Although, looking at the difference between the best and the worst, it really is quite minimal, in all instances it is less than 1.00% difference. I thought looking at the numbers of SPY where it was $60,000 difference, which is definitely significant, but when you are talking about $9.3m it does become a relatively small difference.
Keep in mind this is comparing the best to the worst, and chances of being able to pick the best day for any particular ETF is relatively small.
One particular thing that was interesting was it seemed to be a lot of the “best day” results occurred on the same day the ETF started, I am not exactly sure why this is but it occurred with both SPY and VGS (on the 1st and 18th respectively), so that is somewhat interesting.
I decided to do a comparison if you had invested on the same day as the respective ETF started what the results would look like in total.
Interestingly, if you had invested on the start day of each ETF, you actually end up better off (0.10% better) than investing on the “best day” for all the combined ETFs.

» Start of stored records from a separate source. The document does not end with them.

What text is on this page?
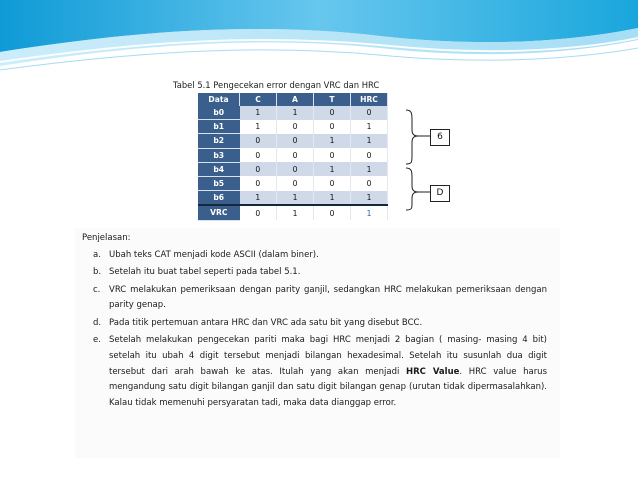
Tabel 5.1 Pengecekan error dengan VRC dan HRC
Data	C	A	T	HRC
b0	1	1	0	0
b1	1	0	0	1
b2	0	0	1	1
b3	0	0	0	0
b4	0	0	1	1
b5	0	0	0	0
b6	1	1	1	1
VRC	0	1	0	1
6
D
Penjelasan:
a. Ubah teks CAT menjadi kode ASCII (dalam biner).
b. Setelah itu buat tabel seperti pada tabel 5.1.
c. VRC melakukan pemeriksaan dengan parity ganjil, sedangkan HRC melakukan pemeriksaan dengan parity genap.
d. Pada titik pertemuan antara HRC dan VRC ada satu bit yang disebut BCC.
e. Setelah melakukan pengecekan pariti maka bagi HRC menjadi 2 bagian ( masing- masing 4 bit) setelah itu ubah 4 digit tersebut menjadi bilangan hexadesimal. Setelah itu susunlah dua digit tersebut dari arah bawah ke atas. Itulah yang akan menjadi HRC Value. HRC value harus mengandung satu digit bilangan ganjil dan satu digit bilangan genap (urutan tidak dipermasalahkan). Kalau tidak memenuhi persyaratan tadi, maka data dianggap error.
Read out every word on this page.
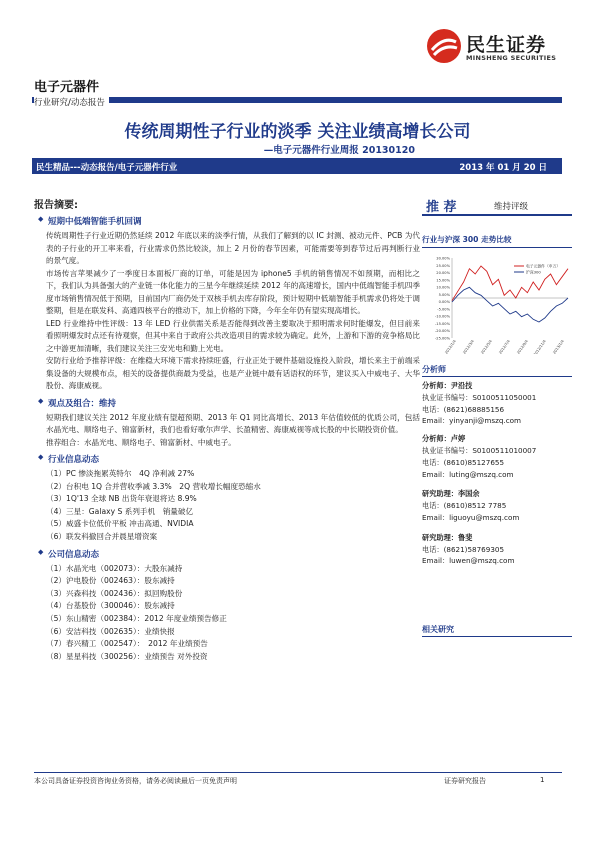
民生证券
MINSHENG SECURITIES
电子元器件
行业研究/动态报告
传统周期性子行业的淡季 关注业绩高增长公司
—电子元器件行业周报 20130120
民生精品---动态报告/电子元器件行业	2013 年 01 月 20 日
报告摘要:
◆ 短期中低端智能手机回调

传统周期性子行业近期仍然延续 2012 年底以来的淡季行情，从我们了解到的以 IC 封测、被动元件、PCB 为代表的子行业的开工率来看，行业需求仍然比较淡，加上 2 月份的春节因素，可能需要等到春节过后再判断行业的景气度。

市场传言苹果减少了一季度日本面板厂商的订单，可能是因为 iphone5 手机的销售情况不如预期，而相比之下，我们认为具备强大的产业链一体化能力的三星今年继续延续 2012 年的高速增长，国内中低端智能手机四季度市场销售情况低于预期，目前国内厂商仍处于双核手机去库存阶段，预计短期中低端智能手机需求仍将处于调整期，但是在联发科、高通四核平台的推动下，加上价格的下降，今年全年仍有望实现高增长。

LED 行业维持中性评级：13 年 LED 行业供需关系是否能得到改善主要取决于照明需求何时能爆发，但目前来看照明爆发时点还有待观察，但其中来自于政府公共改造项目的需求较为确定。此外，上游和下游的竞争格局比之中游更加清晰，我们建议关注三安光电和勤上光电。

安防行业给予推荐评级：在维稳大环境下需求持续旺盛，行业正处于硬件基础设施投入阶段，增长来主于前端采集设备的大规模布点，相关的设备提供商最为受益，也是产业链中最有话语权的环节，建议买入中威电子、大华股份、海康威视。

◆ 观点及组合：维持

短期我们建议关注 2012 年度业绩有望超预期、2013 年 Q1 同比高增长、2013 年估值较低的优质公司，包括水晶光电、顺络电子、锦富新材，我们也看好歌尔声学、长盈精密、海康威视等成长股的中长期投资价值。

推荐组合：水晶光电、顺络电子、锦富新材、中威电子。

◆ 行业信息动态
（1）PC 惨淡拖累英特尔　4Q 净利减 27%
（2）台积电 1Q 合并营收季减 3.3%　2Q 营收增长幅度恐缩水
（3）1Q'13 全球 NB 出货年衰退将达 8.9%
（4）三星：Galaxy S 系列手机　销量破亿
（5）威盛卡位低价平板 冲击高通、NVIDIA
（6）联发科撤回合并晨星增资案
◆ 公司信息动态
（1）水晶光电（002073）：大股东减持
（2）沪电股份（002463）：股东减持
（3）兴森科技（002436）：拟回购股份
（4）台基股份（300046）：股东减持
（5）东山精密（002384）：2012 年度业绩预告修正
（6）安洁科技（002635）：业绩快报
（7）春兴精工（002547）：　2012 年业绩预告
（8）星星科技（300256）：业绩预告 对外投资
推 荐	维持评级
行业与沪深 300 走势比较
30.00%
25.00%
20.00%
15.00%
10.00%
5.00%
0.00%
-5.00%
-10.00%
-15.00%
-20.00%
-25.00%
2012/1/4 2012/3/4 2012/5/4 2012/7/4 2012/9/4 2012/11/4 2013/1/4
电子元器件（申万）
沪深300
分析师
分析师：尹沿技
执业证书编号：S0100511050001
电话：(8621)68885156
Email：yinyanji@mszq.com
分析师：卢婷
执业证书编号：S0100511010007
电话：(8610)85127655
Email：luting@mszq.com
研究助理：李国余
电话：(8610)8512 7785
Email：liguoyu@mszq.com
研究助理：鲁斐
电话：(8621)58769305
Email：luwen@mszq.com
相关研究
本公司具备证券投资咨询业务资格，请务必阅读最后一页免责声明	证券研究报告	1
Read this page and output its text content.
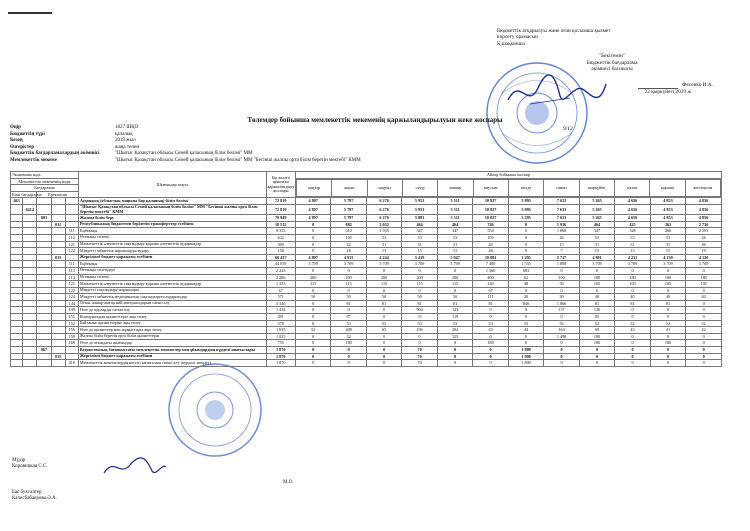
Бюджеттік атқарылуы және оған қосымша қызмет
көрсету орамасын
Қ.шақыншы
"Бекітемін"
Бюджеттік бағдарлама
әкімшісі басшысы
Фесенко И.А.
22 қыркүйегі 2019 ж
9/12
Төлемдер бойынша мемлекеттік мекеменің қаржыландырылуын жеке жоспары
Өңір	1827 ШҚО
Бюджеттің түрі	қалалық
Кезең	2019 жыл
Өзгерістер	жаңа төлем
Бюджеттік бағдарламалардың әкімшісі	"Шығыс Қазақстан облысы Семей қаласының білім бөлімі" ММ
Мемлекеттік мекеме	"Шығыс Қазақстан облысы Семей қаласының білім бөлімі" ММ "Бесінші жалпы орта білім беретін мектебі" КММ
Экономика кода	Шығындар атауы	Бір жылға арналған қаржыландыру жоспары	Айлар бойынша жоспар
Мемлекеттік мекеменің коды	
қаңтар	ақпан	наурыз	сәуір	мамыр	маусым	шілде	тамыз	қыркүйек	қазан	қараша	желтоқсан

Бағдарлама
Кіші бағдарлама	Ерекшелік
463					Аудандық (облыстық маңызы бар қаланың) білім бөлімі	72 819	4 897	5 797	6 276	5 953	5 511	10 827	5 995	7 633	5 265	4 656	4 853	4 856
	6414				"Шығыс Қазақстан облысы Семей қаласының білім бөлімі" ММ "Бесінші жалпы орта білім беретін мектебі" КММ	72 819	4 897	5 797	6 276	5 953	5 511	10 827	5 995	7 633	5 265	4 656	4 853	4 856
		003			Жалпы білім беру	70 949	4 897	5 797	6 276	5 883	5 511	10 827	3 295	7 633	5 265	4 656	4 853	4 856
			011		Республикалық бюджеттен берілетін трансферттер есебінен	10 512	0	882	2 032	464	464	746	0	1 916	464	425	363	2 736
				111	Еңбекақы	9 353	0	610	1 935	347	347	554	0	1 868	347	328	266	2 593
				112	Өтемақы төлемі	632	0	105	53	53	53	105	0	26	53	53	53	26
				121	Мемлекеттік әлеуметтік сақтандыру қорына әлеуметтік аударымдар	369	0	42	31	31	31	44	0	15	31	31	31	46
				122	Міндетті зейнеттік жарналарды аудару	156	0	26	13	15	13	26	0	7	15	13	15	19
			015		Жергілікті бюджет қаражаты есебінен	60 437	4 897	4 915	4 244	5 419	5 047	10 081	3 295	5 717	4 801	4 231	4 230	4 120
				111	Еңбекақы	44 039	3 709	3 709	3 709	3 709	3 709	7 400	1 535	1 808	3 709	3 709	3 709	3 709
				113	Өтемақы төлемдері	2 243	0	0	0	0	0	1 560	683	0	0	0	0	0
				114	Өтемақы төлемі	2 286	200	200	200	200	200	400	62	100	180	180	180	180
				121	Мемлекеттік әлеуметтік сақтандыру қорына әлеуметтік аударымдар	1 353	115	115	115	115	115	240	48	59	105	105	105	105
				122	Міндетті сақтандыру жарналары	67	0	0	0	0	0	67	0	0	0	0	0	0
				124	Міндетті зейнеттік медициналық сақтандыруға аударымдар	571	50	50	50	50	50	111	20	30	40	40	40	40
				144	Отын, жанар-жағар май материалдарын сатып алу	3 340	0	81	81	81	81	81	846	1 866	81	81	81	0
				149	Өзге де қорларды сатып алу	1 434	0	0	0	904	143	0	0	157	120	0	0	0
				151	Коммуналдық қызметтерге ақы төлеу	291	0	87	0	0	119	0	0	0	85	0	0	0
				152	Байланыс қызметтеріне ақы төлеу	578	0	53	53	53	53	53	53	52	52	52	52	52
				156	Өзге де қызметтер мен жұмыстарға ақы төлеу	1 635	52	408	65	236	204	43	44	164	69	43	41	42
				159	Жалпы білім беретін орта білім қызметтерін	1 835	0	32	0	0	125	0	0	1 498	180	0	0	0
				169	Өзге де ағымдағы шығындар	755	0	180	0	0	0	189	0	0	180	0	180	0
		067			Ведомстволық бағыныстағы мемлекеттік мекемелер мен ұйымдардың күрделі шығыстары	1 870	0	0	0	70	0	0	1 800	0	0	0	0	0
			015		Жергілікті бюджет қаражаты есебінен	1 870	0	0	0	70	0	0	1 800	0	0	0	0	0
				416	Мемлекеттік мекемелердің негізгі капиталын сатып алу (күрделі жөндеу)	1 870	0	0	0	70	0	0	1 800	0	0	0	0	0
Мүдір
Коровицкая С.С.
М.О.
Бас бухгалтер
Калесбабаерова Ә.А.
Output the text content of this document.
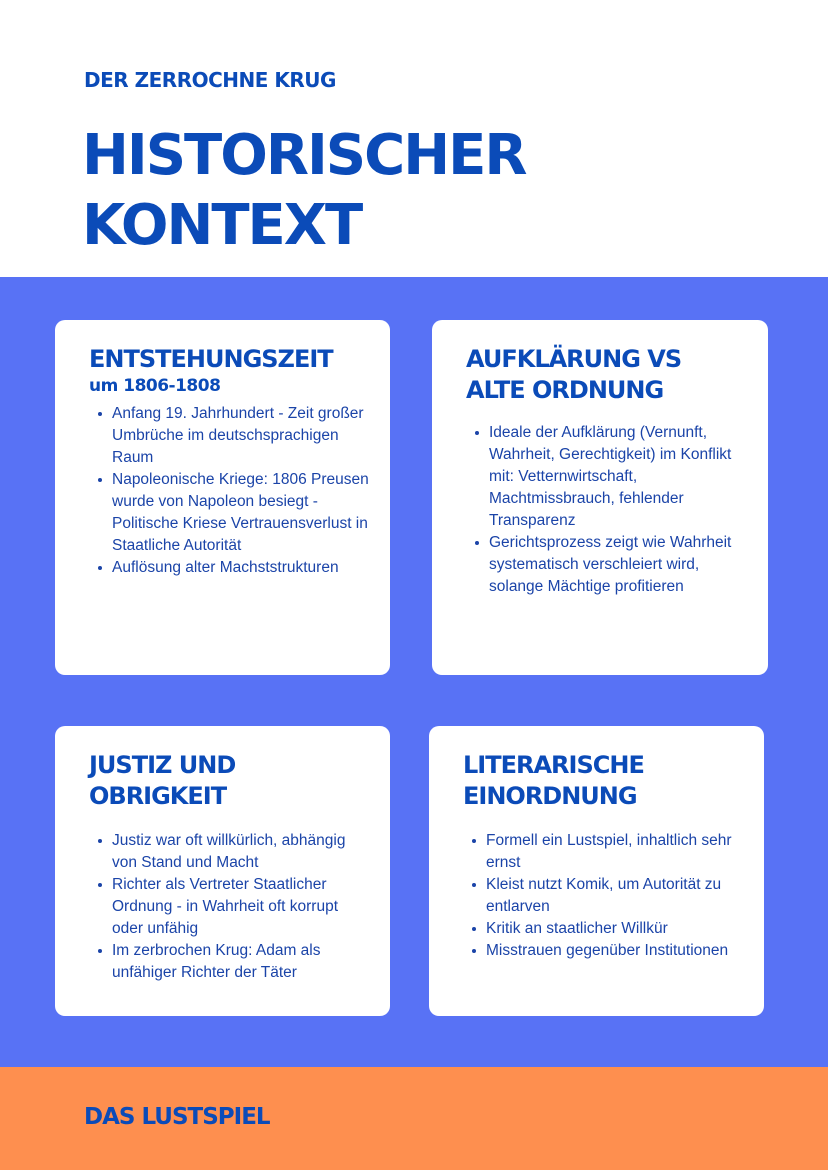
DER ZERROCHNE KRUG
HISTORISCHER
KONTEXT
ENTSTEHUNGSZEIT
um 1806-1808
Anfang 19. Jahrhundert - Zeit großer Umbrüche im deutschsprachigen Raum
Napoleonische Kriege: 1806 Preusen wurde von Napoleon besiegt - Politische Kriese Vertrauensverlust in Staatliche Autorität
Auflösung alter Machststrukturen
AUFKLÄRUNG VS
ALTE ORDNUNG
Ideale der Aufklärung (Vernunft, Wahrheit, Gerechtigkeit) im Konflikt mit: Vetternwirtschaft, Machtmissbrauch, fehlender Transparenz
Gerichtsprozess zeigt wie Wahrheit systematisch verschleiert wird, solange Mächtige profitieren
JUSTIZ UND
OBRIGKEIT
Justiz war oft willkürlich, abhängig von Stand und Macht
Richter als Vertreter Staatlicher Ordnung - in Wahrheit oft korrupt oder unfähig
Im zerbrochen Krug: Adam als unfähiger Richter der Täter
LITERARISCHE
EINORDNUNG
Formell ein Lustspiel, inhaltlich sehr ernst
Kleist nutzt Komik, um Autorität zu entlarven
Kritik an staatlicher Willkür
Misstrauen gegenüber Institutionen
DAS LUSTSPIEL
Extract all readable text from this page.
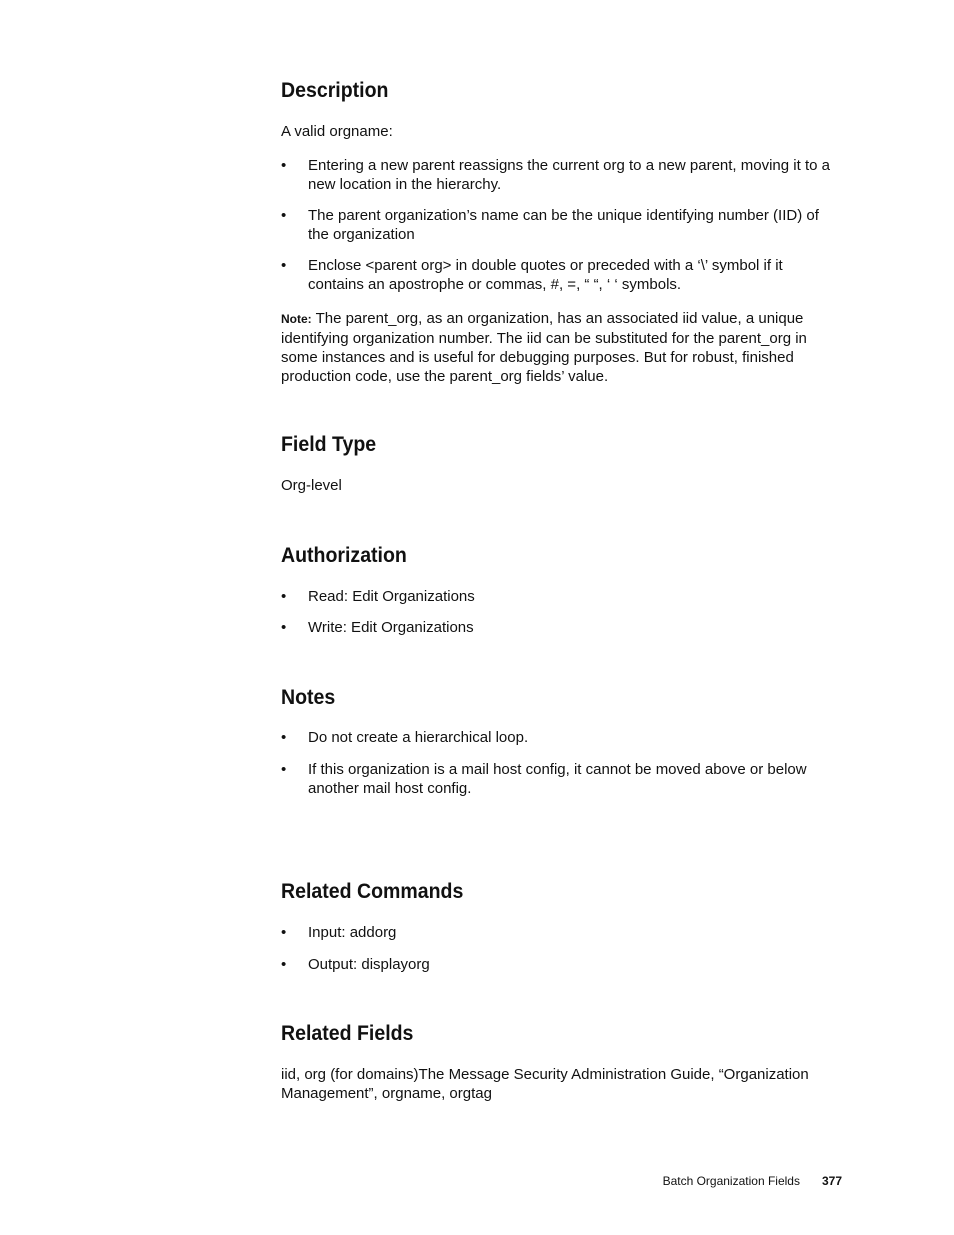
Description

A valid orgname:

• Entering a new parent reassigns the current org to a new parent, moving it to a new location in the hierarchy.
• The parent organization’s name can be the unique identifying number (IID) of the organization
• Enclose <parent org> in double quotes or preceded with a ‘\’ symbol if it contains an apostrophe or commas, #, =, “ “, ‘ ‘ symbols.

Note: The parent_org, as an organization, has an associated iid value, a unique identifying organization number. The iid can be substituted for the parent_org in some instances and is useful for debugging purposes. But for robust, finished production code, use the parent_org fields’ value.

Field Type

Org-level

Authorization
• Read: Edit Organizations
• Write: Edit Organizations
Notes
• Do not create a hierarchical loop.
• If this organization is a mail host config, it cannot be moved above or below another mail host config.
Related Commands
• Input: addorg
• Output: displayorg
Related Fields

iid, org (for domains)The Message Security Administration Guide, “Organization Management”, orgname, orgtag

Batch Organization Fields 377
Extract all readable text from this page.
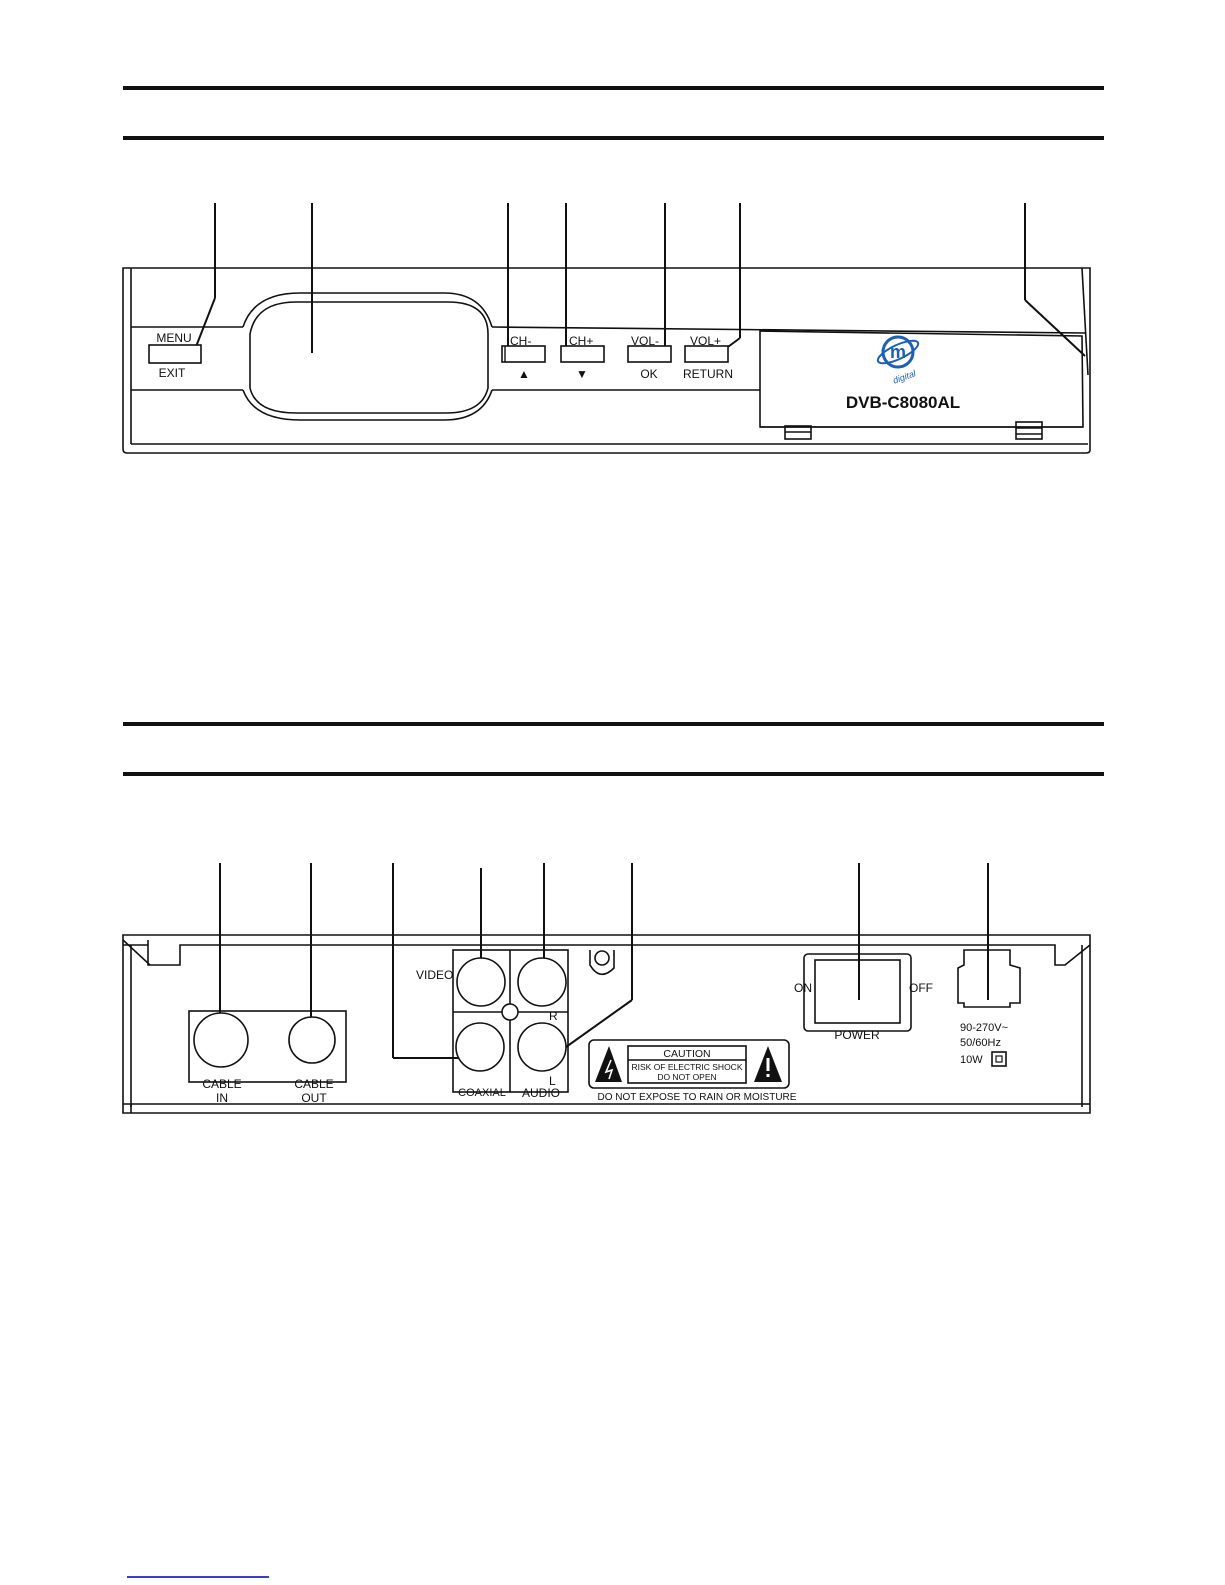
MENU
EXIT
CH-
▲
CH+
▼
VOL-
OK
VOL+
RETURN
m
digital
DVB-C8080AL
CABLE
IN
CABLE
OUT
VIDEO
R
L
COAXIAL AUDIO
ON	OFF
POWER
CAUTION
RISK OF ELECTRIC SHOCK
DO NOT OPEN
DO NOT EXPOSE TO RAIN OR MOISTURE
90-270V~
50/60Hz
10W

Keep in mind that the “best day” for the TOTAL category isn’t a sum of all the other best days, the day when the corresponding days is the highest, if that makes sense.
Lastly, I will just have a look at investing in different portions of the month, divided up into the following:
Start: Days 1 – 9
Middle: Days 10 – 19
End: Days 20 – 28
I will average the results from the individual day to come with a portion average for the timeframe.
Once again, I really cannot see any sort of trend developing, there might be better performing results earlier in the month, but it really is not of much significance if there is a trend at all. And as before, the difference between the best and the worst is not too significant.
Summary
So, while there are days of the month that investing on a particular ETF are beneficial, there does not seem to be any particular trend that you could pick a day or timeframe for all ETFs and be confident of obtaining a higher return. Maybe if you were to invest in the first half of the month then you might obtain slightly better returns, but I do not think it would make a great difference (if any).
Although I did not obtain anything conclusive from doing this post, I am still glad I carried it out because at least it is something I can rule out for the future. Unfortunately, I do not believe there are any “tricks” that can be taken advantage of with regards to investing, if there was it would have been found out a long time ago and it would soon not be a “trick” anymore.